Die ganze federleichte Existenz hing an dem Gewicht dieses Augenblicks.
»Verweile« hätte sie ihm zurufen mögen, hätte sie nicht um die fatalen Folgen solchen Ansinnens gewusst. Die Literatur hatte sie gründlich gelesen.
Einen Moment später ließ ein märchenhaftes Rauschen die Luft vibrieren. Eine dunkle Wolke ergoss sich über den Garten. Vögel. Die Zugvögel. Sie waren angekommen. Ein jedes Jahr erwartetes und anrührendes Ereignis. Der Olivenbaum im unteren Garten war einer ihrer bevorzugten Plätze. Hunderte dunkler Blüten oder Früchte, so bevölkerten sie ihn, um sich in einem beliebigen Moment – aus für Uneingeweihte nicht erfindlichen Gründen – in einer gemeinsamen Bewegung zu erheben. Das Flügelschlagen verharrte in der Luft. Eine kurze Weile schienen sie über dem Baum zu stehen, ehe sie endgültig davonstoben und sich in alle Himmelsrichtungen verteilten. Sie kamen und gingen nach einem Rhythmus, der keinen Sinn erkennen ließ. Es bedurfte keiner zielgerichteten Handlung.
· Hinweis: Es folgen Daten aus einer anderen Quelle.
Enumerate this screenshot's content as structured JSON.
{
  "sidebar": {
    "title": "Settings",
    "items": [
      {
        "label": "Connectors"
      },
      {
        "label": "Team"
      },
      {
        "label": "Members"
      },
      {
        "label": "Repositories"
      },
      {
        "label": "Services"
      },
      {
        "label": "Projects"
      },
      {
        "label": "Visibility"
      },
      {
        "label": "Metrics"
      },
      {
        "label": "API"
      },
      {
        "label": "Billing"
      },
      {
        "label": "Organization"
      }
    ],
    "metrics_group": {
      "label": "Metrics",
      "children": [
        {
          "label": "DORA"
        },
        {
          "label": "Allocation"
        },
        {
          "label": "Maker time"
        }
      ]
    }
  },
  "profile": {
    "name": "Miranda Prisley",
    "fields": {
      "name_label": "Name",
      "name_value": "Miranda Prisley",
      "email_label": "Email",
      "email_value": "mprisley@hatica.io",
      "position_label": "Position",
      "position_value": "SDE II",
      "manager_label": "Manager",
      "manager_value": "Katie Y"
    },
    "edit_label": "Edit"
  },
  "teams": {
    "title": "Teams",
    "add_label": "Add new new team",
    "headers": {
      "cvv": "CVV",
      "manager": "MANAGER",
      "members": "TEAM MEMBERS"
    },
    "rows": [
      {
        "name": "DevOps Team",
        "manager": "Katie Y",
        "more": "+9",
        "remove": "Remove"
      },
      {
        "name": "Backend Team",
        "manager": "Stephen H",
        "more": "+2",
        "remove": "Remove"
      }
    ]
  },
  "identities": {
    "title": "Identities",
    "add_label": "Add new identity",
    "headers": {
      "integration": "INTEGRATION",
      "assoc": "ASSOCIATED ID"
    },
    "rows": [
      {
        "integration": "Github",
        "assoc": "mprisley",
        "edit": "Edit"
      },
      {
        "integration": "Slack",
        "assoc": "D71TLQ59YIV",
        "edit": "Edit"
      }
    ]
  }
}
Sinn und Zweck fielen ohne Aufwand ineins. So sprach der Augenschein. Doch es handelte sich um eine Täuschung, denn nie waren es dieselben Schwärme, die da kamen und gingen. Sie hatte einige Zeit gebraucht, um das zu realisieren. Die Scharen auf der Durchreise (Stare vornehmlich) bevorzugten einfach denselben Baum.